“In those pioneer days of chicle, there was no flavouring to lend enchantment to the gum, and it was chewing for the sake of chewing. However, once the children found out what a source of annoyance this chewing gum proved to be to teachers, guardians, and parents, its success was assured, for let the juvenile American public decide favourably upon a thing and other verdicts can condemn in vain. Later, when all protests were futile, the elders had to take to chewing in sheer self-defence.

“To such vast proportions has this habit grown that at the present day the energy used in chewing gum is sufficient to propel a ferry-boat from New York Harbour to Hong Kong, China. In electrical terms a current powerful enough to lift 43,305,505 tons 34,000 miles per minutes per second per kilowatt hour.

“But to offset these stupendous figures in this loss of jaw-power one must stop to think of the good chicle has brought to the American public.

“It has been the means of having all cars and other transportation service hang signs in conspicuous places warning the passengers to conform to the City Health Laws—hence the floors of public places have been neater and cleaner than ever before.

“It has been the means of furnishing suitable slot-machines at every corner, in every popular store, and at every post in railway stations of every description.
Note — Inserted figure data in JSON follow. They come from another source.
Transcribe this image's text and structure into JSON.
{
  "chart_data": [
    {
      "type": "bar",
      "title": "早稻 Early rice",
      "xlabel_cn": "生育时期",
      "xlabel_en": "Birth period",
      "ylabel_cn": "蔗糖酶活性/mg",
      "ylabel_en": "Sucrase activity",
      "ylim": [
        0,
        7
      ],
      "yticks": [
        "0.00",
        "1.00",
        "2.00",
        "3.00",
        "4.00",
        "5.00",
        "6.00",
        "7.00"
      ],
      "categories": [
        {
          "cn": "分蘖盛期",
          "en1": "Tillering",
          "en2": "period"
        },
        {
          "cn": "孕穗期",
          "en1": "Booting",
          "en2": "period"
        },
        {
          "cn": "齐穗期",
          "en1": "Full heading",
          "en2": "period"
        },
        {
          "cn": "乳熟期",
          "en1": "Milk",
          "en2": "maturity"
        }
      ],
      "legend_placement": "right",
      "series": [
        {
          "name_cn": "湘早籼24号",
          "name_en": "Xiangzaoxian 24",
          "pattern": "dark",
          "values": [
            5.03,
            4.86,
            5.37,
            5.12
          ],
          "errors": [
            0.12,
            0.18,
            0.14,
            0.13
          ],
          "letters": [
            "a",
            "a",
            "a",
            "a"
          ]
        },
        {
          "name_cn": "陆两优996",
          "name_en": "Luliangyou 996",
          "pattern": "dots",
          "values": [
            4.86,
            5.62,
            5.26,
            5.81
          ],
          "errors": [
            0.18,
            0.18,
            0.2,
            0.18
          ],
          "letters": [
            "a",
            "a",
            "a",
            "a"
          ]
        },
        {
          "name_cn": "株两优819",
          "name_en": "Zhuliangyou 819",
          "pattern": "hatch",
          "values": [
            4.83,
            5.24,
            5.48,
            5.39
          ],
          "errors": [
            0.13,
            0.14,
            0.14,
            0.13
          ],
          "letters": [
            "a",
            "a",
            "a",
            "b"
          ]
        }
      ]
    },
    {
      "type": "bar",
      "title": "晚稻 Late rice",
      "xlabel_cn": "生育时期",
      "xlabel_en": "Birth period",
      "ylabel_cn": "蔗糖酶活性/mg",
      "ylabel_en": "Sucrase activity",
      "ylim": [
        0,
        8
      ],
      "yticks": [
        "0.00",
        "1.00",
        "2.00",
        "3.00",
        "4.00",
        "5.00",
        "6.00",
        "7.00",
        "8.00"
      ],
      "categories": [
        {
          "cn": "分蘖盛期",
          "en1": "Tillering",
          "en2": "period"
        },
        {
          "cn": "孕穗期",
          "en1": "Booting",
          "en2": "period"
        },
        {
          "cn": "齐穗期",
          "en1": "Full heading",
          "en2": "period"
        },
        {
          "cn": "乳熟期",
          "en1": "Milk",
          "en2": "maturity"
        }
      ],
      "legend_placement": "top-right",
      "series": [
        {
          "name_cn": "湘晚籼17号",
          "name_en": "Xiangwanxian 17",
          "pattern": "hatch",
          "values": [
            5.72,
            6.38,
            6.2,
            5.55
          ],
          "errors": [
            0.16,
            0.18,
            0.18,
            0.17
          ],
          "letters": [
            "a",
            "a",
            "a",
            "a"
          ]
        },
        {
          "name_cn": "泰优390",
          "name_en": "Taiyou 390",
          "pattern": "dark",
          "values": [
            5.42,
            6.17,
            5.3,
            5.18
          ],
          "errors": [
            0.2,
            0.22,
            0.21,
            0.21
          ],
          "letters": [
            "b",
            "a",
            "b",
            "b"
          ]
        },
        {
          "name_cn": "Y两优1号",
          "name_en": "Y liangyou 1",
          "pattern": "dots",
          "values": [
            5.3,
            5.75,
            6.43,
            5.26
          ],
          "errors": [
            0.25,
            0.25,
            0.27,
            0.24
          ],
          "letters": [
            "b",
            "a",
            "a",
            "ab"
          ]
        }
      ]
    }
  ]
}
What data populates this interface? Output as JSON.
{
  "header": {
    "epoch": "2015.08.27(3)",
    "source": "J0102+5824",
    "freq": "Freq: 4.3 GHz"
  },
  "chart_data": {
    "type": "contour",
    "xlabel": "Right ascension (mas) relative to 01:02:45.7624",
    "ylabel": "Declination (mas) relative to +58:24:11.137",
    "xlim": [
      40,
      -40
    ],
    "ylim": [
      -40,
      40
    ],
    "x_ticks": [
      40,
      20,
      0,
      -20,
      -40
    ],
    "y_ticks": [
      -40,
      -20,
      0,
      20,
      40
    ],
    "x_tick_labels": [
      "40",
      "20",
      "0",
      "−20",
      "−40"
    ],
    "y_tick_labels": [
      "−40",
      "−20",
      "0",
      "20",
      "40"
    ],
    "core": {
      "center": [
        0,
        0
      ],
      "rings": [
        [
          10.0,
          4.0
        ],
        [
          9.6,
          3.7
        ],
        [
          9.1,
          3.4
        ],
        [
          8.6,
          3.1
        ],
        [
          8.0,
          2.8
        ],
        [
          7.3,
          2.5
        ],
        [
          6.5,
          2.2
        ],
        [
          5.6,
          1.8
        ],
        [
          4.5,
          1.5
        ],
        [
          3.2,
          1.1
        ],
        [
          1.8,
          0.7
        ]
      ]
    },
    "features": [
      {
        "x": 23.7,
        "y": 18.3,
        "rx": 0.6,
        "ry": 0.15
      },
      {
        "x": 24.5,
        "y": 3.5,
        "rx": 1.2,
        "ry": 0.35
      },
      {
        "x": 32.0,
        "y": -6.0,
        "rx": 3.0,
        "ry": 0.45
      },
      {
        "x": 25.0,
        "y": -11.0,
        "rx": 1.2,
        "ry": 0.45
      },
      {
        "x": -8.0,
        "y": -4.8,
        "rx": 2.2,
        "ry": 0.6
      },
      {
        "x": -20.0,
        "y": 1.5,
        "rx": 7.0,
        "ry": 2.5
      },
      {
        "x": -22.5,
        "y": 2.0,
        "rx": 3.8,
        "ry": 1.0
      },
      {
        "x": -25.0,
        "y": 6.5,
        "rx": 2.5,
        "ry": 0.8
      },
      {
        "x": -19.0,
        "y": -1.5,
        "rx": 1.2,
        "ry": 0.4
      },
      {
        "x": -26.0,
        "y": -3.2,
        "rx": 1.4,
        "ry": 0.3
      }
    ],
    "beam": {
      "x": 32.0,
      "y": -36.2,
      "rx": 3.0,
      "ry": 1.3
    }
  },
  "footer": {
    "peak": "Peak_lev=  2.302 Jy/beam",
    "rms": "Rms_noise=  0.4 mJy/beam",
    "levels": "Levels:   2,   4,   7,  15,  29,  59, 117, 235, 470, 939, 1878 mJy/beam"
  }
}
These boxes must needs attract the people for the gum, so they were equipped with mirror fronts to enable the ever-neat but not gaudy passengers to see that their hats were on straight, that tips of noses were properly powdered, that neckties were tied in the latest knot, or that Kaiser moustaches were twisted up at the correct angle—free from any thoughts of vanity, of course. While viewing these important details of toilettes folks naturally read the signs assuring them of the life-giving, harmony-creating, beauty-producing chicle.

“Now friends, the answer is: Drop one cent in the slot, take the minute package that shoots out into the pan, start chewing on the fragrant chicle, and sit in a subway car opposite other masticating engines, and you will see other hapless passengers run from the car at the next station and secure a similar package to that your cent brought forth. Such is the power of suggestion on a subway. The vaccination always takes!”

As Zan read, the audience had tittered, but when she concluded and sat down the younger contingent laughed outright and “How’ed!” Then Miss Miller stood up.

“O Chief, I am not sure whether that essay deserves a coup or a Chump Mark.”

Mr. Remington then jumped up. “It sounded as if our esteemed Chief was hired by the chicle company as a salesman or demonstrator of their products!”

“O Chief!” added Mrs. Remington. “I vote that the writer be awarded an honour as it is interesting and instructive to learn how great and universal has the pernicious habit of gum-chewing grown in this thoughtless age. Perhaps a few more notices like this will rouse the people to consider the final results of indulging in weakening and disgusting habits like continual chewing.”